Coarray C++ Use
Coarray C++ is a template library that implements the coarray concept for Partitioned Global Address Space (PGAS) programming in C++.
Coarray C++ is a template library that implements the coarray concept for Partitioned Global Address Space (PGAS) programming in C++. The template library specifications are contained on a set of *.html pages that the CCE installation copies to /opt/cray/cce/version/doc/html/ on the Cray platform; they may be copied to any location which provides HTML web content for the site, or any location that can be accessed by site local web browsers.
The coarray concept used in Coarray C++ is intentionally very similar to Fortran (ISO/IEC 1539-1:2010) coarrays. Users familiar with Fortran coarrays will notice that terminology and even function names are identical, although the syntax follows C++ conventions.
A coarray adds an additional dimension, called a codimension, to a normal scalar or array type. The codimension spans instances of a Single-Program Multiple-Data (SPMD) application, called images, such that each image contains a slice of the coarray equivalent in shape to the original scalar or array type. Each image has immediate access via processor loads and stores to its own slice of the coarray, which resides in that image's local partition of the global address space. By specifying an image number in the cosubscript of the codimension, each image also has access to the slices residing in other images' partitions.
Images are an orthogonal concept to threads, such as those provided by C++11 or OpenMP. Threads are used for shared memory programming where each thread has immediate access to the address space of a single process and possibly some thread-local storage to which only it has access. Images are a broader concept intended to provide communication among cooperating processes that each have their own address space. The mechanism for this cooperation varies by implementation. Typically it involves network communication between processes that have arranged to have identical virtual memory layouts. This communication is one-sided such that a programmer can have an image read or write data that belongs to a different image without writing any code for the second image. Note that images and threads may coexist in the same application; a large networked system with multicore nodes could use coarrays to communicate among nodes but use threads within each node to exploit the multicore parallelism.

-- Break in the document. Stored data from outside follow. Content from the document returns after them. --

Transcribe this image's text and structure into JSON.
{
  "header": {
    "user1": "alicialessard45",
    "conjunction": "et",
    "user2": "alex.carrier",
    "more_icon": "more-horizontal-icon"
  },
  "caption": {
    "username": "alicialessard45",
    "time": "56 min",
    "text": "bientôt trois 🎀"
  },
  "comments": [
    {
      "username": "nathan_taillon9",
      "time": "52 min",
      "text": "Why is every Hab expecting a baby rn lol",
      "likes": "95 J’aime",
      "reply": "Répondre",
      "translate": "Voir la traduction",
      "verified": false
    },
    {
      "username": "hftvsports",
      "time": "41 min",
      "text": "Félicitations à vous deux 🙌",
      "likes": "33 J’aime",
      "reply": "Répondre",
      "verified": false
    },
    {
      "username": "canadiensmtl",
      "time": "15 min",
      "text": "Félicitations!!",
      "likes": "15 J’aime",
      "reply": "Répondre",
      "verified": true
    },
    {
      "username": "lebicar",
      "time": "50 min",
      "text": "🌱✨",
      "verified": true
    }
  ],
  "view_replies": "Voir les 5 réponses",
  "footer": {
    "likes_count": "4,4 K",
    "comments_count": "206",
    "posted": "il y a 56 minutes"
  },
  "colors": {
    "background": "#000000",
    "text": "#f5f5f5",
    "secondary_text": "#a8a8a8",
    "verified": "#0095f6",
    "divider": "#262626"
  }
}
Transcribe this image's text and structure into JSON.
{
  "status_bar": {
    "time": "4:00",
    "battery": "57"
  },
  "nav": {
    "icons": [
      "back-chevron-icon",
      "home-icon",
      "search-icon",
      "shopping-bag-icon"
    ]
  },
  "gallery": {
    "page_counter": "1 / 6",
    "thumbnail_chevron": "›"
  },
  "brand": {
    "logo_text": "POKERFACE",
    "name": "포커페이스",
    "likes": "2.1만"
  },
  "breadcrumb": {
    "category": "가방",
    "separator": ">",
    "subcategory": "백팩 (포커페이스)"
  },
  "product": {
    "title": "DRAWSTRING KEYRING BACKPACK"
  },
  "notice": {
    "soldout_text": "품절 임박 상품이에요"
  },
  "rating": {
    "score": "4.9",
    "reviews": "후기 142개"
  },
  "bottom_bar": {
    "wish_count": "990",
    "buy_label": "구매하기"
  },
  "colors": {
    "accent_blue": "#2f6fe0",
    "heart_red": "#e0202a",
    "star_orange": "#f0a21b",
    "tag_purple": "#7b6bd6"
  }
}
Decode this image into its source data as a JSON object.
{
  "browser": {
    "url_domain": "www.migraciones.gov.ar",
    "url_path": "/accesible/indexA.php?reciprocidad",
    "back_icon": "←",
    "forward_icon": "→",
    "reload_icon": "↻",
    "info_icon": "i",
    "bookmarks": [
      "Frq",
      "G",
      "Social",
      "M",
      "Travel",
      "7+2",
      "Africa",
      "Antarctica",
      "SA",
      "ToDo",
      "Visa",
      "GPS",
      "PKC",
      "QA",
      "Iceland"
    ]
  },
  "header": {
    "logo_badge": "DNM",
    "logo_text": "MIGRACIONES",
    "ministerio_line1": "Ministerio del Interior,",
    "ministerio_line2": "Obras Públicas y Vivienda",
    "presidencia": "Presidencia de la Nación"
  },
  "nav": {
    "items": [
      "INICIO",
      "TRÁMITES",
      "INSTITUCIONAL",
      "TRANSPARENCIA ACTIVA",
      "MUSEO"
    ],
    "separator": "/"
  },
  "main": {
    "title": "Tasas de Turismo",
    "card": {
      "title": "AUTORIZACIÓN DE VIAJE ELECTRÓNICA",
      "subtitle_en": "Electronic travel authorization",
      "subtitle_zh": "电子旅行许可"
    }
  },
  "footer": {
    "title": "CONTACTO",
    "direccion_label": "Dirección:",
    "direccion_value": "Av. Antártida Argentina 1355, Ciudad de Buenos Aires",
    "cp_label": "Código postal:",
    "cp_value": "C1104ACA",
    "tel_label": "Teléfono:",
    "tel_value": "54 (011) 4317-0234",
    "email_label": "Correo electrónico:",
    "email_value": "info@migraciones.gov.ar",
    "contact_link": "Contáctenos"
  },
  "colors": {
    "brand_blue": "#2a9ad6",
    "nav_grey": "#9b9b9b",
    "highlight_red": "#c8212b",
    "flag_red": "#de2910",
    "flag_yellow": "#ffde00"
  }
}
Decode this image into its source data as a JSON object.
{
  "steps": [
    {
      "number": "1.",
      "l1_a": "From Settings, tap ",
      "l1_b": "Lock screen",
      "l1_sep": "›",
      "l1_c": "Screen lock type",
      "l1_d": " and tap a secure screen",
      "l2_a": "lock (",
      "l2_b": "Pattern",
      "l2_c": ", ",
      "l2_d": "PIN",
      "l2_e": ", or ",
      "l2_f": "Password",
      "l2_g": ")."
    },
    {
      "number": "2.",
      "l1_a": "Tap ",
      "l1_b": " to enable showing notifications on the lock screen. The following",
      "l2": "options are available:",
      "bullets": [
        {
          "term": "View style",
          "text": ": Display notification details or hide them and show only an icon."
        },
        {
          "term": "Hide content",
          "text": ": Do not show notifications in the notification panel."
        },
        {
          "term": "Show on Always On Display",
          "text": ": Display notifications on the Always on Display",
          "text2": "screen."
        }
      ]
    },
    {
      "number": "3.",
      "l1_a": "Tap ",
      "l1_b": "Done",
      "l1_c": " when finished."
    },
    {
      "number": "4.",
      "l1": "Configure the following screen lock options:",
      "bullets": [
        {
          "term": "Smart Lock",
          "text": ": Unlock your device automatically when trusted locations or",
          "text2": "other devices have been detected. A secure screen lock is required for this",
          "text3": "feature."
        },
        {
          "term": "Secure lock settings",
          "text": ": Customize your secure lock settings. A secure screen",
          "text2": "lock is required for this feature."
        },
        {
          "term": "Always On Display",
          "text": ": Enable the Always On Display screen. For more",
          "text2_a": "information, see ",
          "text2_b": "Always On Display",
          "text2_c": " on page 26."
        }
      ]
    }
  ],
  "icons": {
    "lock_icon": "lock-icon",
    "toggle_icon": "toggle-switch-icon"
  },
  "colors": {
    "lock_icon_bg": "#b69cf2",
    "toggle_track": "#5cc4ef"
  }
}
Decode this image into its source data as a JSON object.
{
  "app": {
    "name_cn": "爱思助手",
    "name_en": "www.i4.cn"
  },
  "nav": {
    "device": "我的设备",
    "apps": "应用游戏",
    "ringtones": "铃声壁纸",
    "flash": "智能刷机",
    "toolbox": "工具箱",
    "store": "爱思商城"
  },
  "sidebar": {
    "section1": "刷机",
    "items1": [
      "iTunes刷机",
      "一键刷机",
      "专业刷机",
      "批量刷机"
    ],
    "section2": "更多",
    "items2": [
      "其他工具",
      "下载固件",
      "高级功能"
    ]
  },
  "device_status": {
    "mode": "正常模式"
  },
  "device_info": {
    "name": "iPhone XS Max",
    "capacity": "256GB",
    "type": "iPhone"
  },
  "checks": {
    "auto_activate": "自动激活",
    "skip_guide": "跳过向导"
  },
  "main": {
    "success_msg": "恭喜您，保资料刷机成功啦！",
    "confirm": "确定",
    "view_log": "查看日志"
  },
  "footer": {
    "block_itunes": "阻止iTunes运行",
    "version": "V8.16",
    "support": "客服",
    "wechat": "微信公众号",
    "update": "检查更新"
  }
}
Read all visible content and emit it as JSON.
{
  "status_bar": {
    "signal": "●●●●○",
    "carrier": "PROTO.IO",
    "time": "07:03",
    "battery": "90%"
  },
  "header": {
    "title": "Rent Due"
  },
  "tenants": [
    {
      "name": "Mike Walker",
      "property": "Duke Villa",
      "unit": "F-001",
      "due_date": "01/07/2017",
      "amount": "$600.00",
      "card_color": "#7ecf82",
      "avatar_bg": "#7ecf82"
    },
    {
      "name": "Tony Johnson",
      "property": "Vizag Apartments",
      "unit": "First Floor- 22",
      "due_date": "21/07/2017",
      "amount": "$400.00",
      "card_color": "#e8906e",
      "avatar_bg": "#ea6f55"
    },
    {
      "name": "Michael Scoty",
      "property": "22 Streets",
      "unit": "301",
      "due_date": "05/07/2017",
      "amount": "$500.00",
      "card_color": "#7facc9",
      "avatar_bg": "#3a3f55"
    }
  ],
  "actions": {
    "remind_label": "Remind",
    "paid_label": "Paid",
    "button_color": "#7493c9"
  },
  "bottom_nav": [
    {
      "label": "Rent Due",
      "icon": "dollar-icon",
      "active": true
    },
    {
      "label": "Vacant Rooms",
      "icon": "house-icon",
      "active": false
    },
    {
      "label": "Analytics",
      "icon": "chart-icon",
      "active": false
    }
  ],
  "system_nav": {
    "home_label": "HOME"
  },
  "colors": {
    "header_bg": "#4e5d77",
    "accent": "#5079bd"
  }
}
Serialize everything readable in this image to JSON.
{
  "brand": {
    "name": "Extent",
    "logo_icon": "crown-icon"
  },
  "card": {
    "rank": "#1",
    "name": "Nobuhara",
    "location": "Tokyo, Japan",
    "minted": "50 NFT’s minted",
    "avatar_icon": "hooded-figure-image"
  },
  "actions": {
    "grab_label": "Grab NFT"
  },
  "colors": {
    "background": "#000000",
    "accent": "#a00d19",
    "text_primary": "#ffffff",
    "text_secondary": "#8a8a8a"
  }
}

In Coarray C++, a coarray is presented as a class template that collectively allocates an object of a specified type within the address space of each image. The coarray object is responsible for managing storage for the object that it allocates. When used in an expression context, the coarray object automatically converts to its managed object so that an image can access its own slice of the coarray without using special syntax. Accessing a slice that belongs to a different image requires specifying the image number as a cosubscript in parenthesis immediately following the coarray object, before any array subscripts. Therefore, the codimension is the slowest-running array dimension, just like Fortran.
The subscript order is backwards from Fortran because in Fortran the slowest-running dimension is rightmost whereas in C++ it is leftmost.
In addition to providing the fundamental ability to allocate and access a coarray, Coarray C++ provides image synchronization, atomic operations, and collectives.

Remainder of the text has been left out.